Output goes to out/<txid>.json (transaction mode) or out/<block_hash>.json (block mode).

Run the Web UI

bash web.sh
# → http://127.0.0.1:3000

🔧 How it works (high level)

  1. Byte-level parsing — I read the raw hex byte by byte using a custom BufferReader. SegWit transactions have marker + flag bytes and a witness section; legacy ones don't. The parser handles both.

  2. Hashingtxid is the double-SHA256 of the serialized tx without the witness. wtxid includes it. For blocks, the block hash is double-SHA256 of the 80-byte header.

  3. Script classification — I match output scriptPubKeys against known templates (e.g., OP_DUP OP_HASH160 <20 bytes> OP_EQUALVERIFY OP_CHECKSIG → P2PKH). For inputs, I combine the scriptSig, witness, and prevout scriptPubKey to determine the spend type.

  4. Address derivation — P2PKH and P2SH use Base58Check encoding. P2WPKH/P2WSH use Bech32. P2TR uses Bech32m. All encoded from the hash inside the script.

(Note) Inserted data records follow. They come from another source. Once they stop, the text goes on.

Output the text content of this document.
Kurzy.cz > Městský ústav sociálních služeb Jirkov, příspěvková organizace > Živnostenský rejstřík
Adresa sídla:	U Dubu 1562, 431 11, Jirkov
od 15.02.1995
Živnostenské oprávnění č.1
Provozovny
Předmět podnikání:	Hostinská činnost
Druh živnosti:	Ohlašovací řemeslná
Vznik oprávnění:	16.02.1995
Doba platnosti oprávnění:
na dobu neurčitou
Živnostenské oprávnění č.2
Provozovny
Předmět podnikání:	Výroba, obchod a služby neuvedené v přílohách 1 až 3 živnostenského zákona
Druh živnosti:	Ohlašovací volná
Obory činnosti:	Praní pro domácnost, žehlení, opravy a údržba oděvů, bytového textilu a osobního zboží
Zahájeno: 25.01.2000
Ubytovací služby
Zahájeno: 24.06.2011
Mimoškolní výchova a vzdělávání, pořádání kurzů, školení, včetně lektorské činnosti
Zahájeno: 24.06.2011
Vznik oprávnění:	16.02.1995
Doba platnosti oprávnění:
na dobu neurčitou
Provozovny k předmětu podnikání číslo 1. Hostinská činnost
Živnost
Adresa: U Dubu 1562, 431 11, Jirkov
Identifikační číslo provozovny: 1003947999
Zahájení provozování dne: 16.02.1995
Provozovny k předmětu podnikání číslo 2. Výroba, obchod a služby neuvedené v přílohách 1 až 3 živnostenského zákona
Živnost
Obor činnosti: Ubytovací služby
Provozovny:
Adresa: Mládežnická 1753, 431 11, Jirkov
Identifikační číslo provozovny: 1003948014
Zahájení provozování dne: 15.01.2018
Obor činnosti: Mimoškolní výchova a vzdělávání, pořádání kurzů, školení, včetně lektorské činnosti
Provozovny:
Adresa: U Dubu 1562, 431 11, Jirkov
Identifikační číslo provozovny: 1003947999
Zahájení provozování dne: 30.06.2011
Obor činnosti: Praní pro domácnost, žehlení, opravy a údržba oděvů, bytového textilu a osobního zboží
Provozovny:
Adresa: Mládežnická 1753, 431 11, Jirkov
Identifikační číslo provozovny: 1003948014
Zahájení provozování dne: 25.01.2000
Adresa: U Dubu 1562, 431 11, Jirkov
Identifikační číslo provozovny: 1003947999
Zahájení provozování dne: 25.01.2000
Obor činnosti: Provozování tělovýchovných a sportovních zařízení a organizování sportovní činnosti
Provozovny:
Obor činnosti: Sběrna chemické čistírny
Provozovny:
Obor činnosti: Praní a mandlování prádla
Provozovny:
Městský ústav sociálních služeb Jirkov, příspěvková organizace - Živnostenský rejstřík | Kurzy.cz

  5. Block parsing — The undo file stores prevout data in a compressed format. Bitcoin Core uses special nSize values (0 = P2PKH, 1 = P2SH, 2-5 = compressed P2PK, ≥6 = raw script). I decompress these to reconstruct the full scriptPubKeys.

  6. Fee & weight — Fees = total input sats − total output sats. Weight uses the BIP141 formula: (non-witness bytes × 4) + witness bytes.


📋 Output Format

Transaction Mode

{
  "ok": true,
  "txid": "...",
  "fee_sats": 3456,
  "fee_rate_sat_vb": 24.51,
  "vin": [...],
  "vout": [...],
  "warnings": [{ "code": "RBF_SIGNALING" }],
  "segwit_savings": { "savings_pct": 36.82 }
}

Block Mode

{
  "ok": true,
  "mode": "block",
  "block_header": { "block_hash": "...", "merkle_root_valid": true },
  "tx_count": 150,
  "coinbase": { "bip34_height": 800000 },
  "transactions": [...],
  "block_stats": { "total_fees_sats": 6250000 }
}

Errors

{ "ok": false, "error": { "code": "INVALID_TX", "message": "..." } }

🛠️ Tech Stack

Layer Tech
Language TypeScript
Runtime Node.js
Server Express
Frontend Vanilla HTML/CSS/JS
Encoding bech32, bs58check
Styling Custom dark theme with CSS animations

No external Bitcoin libraries — all parsing logic is hand-written.


📝 What I learned

This project pushed me to actually understand Bitcoin at the byte level — how transactions are serialized, why SegWit introduced witness data, how script templates map to address types, and how Bitcoin Core stores block/undo data on disk. Writing the undo data decompressor for P2PK scripts was probably the trickiest part.


📄 License

This project was built as part of the Summer of Bitcoin 2026 developer challenge.